Wallula Gap, seen from Wallula, Washington Main Street.
Two water gaps opened by the same river in Central Pennsylvania
View of water gaps cut by the Raystown Branch of the Juniata River through Evitts Mountain and Tussey Mountain, facing west from the summit of Kinton Knob, Wills Mountain, in Bedford County, Pennsylvania, with the town of Bedford in the foreground.

A water gap is an opening or notch which flowing water has carved through a mountain range. Water gaps often offer a practical route for road and rail transport to cross mountain ridges.

Geology[edit]

A water gap is usually an indication of a river that is older than the current topography.

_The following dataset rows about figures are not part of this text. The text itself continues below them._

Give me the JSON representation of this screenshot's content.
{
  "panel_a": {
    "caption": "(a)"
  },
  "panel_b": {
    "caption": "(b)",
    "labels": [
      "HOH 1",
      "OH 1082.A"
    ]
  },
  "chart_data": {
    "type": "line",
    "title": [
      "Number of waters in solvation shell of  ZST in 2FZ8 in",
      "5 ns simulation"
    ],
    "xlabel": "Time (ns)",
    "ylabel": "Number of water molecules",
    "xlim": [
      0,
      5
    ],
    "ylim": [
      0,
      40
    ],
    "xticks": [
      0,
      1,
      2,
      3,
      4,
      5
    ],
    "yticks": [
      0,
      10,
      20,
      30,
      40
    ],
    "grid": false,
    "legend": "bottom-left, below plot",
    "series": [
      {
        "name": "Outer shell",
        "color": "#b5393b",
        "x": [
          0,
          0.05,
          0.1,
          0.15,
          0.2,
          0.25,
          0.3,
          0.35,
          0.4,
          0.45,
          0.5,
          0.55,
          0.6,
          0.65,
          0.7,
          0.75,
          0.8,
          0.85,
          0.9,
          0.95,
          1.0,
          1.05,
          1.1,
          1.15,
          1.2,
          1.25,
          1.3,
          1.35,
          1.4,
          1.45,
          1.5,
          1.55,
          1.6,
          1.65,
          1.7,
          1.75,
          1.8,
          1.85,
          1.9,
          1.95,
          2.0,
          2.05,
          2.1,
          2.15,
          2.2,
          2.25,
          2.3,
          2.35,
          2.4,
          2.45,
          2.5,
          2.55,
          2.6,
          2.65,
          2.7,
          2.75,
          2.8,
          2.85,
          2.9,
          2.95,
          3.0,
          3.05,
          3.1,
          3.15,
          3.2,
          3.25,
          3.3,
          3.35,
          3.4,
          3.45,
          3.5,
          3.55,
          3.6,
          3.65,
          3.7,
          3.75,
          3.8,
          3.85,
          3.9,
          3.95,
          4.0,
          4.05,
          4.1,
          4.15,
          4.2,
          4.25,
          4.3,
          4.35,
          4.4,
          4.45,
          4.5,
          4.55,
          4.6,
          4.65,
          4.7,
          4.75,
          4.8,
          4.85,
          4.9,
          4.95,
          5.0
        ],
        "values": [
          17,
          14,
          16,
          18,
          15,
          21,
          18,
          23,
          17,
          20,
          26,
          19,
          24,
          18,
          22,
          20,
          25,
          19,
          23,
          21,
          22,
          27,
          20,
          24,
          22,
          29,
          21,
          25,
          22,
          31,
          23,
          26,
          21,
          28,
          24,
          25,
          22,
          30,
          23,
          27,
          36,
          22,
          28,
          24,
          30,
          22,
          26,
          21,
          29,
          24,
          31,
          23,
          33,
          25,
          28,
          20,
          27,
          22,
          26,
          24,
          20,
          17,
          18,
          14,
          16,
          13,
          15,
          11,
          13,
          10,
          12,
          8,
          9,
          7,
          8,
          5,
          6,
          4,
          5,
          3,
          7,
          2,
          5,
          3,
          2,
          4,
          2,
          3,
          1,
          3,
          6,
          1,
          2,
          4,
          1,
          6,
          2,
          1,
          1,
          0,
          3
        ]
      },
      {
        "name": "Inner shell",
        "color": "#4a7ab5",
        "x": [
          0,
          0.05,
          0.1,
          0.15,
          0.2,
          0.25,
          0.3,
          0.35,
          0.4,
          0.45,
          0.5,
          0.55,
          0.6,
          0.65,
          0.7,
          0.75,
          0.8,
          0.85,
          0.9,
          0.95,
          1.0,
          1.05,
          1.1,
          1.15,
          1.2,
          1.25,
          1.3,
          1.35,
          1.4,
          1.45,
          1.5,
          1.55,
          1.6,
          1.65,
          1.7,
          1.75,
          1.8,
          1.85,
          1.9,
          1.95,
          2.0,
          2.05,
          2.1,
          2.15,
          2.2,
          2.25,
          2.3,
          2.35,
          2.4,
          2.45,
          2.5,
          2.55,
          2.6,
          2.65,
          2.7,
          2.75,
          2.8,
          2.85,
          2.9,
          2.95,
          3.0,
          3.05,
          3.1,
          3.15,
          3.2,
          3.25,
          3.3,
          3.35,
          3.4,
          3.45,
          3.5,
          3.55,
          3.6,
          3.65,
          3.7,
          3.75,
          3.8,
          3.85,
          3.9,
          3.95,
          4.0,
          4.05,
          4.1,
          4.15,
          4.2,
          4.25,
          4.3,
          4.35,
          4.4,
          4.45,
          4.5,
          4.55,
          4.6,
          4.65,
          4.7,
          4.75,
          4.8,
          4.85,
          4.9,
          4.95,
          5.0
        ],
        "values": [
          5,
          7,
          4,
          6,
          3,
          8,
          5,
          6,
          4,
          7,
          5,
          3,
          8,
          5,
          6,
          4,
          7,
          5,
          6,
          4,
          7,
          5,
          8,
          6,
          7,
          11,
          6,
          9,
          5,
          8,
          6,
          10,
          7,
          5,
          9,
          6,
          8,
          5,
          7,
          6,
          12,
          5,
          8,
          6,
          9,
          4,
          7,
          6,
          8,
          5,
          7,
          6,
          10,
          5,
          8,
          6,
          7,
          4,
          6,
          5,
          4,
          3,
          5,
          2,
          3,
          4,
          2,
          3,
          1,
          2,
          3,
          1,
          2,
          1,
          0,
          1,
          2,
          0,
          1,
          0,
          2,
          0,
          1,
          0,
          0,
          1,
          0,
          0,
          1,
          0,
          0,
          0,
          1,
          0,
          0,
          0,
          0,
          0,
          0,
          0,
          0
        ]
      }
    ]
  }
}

The river likely established its course when the landform was at a low elevation or by a rift in earths crust, with a very low stream gradient and a thick layer of unconsolidated sediment. The river therefore established its channel without regard for the deeper layers of rock. A later period of uplift caused increased erosion along the riverbed, exposing the underlying rock layers. As the uplift continued, the river, being large enough, continued to erode the rising land, cutting through ridges as they formed.

Water gaps are common in the ridge-and-valley Appalachians of eastern North America.

Alternatively, a water gap can be formed through headward erosion of two streams on opposite sides of a ridge, ultimately resulting in the capture of one stream by the other.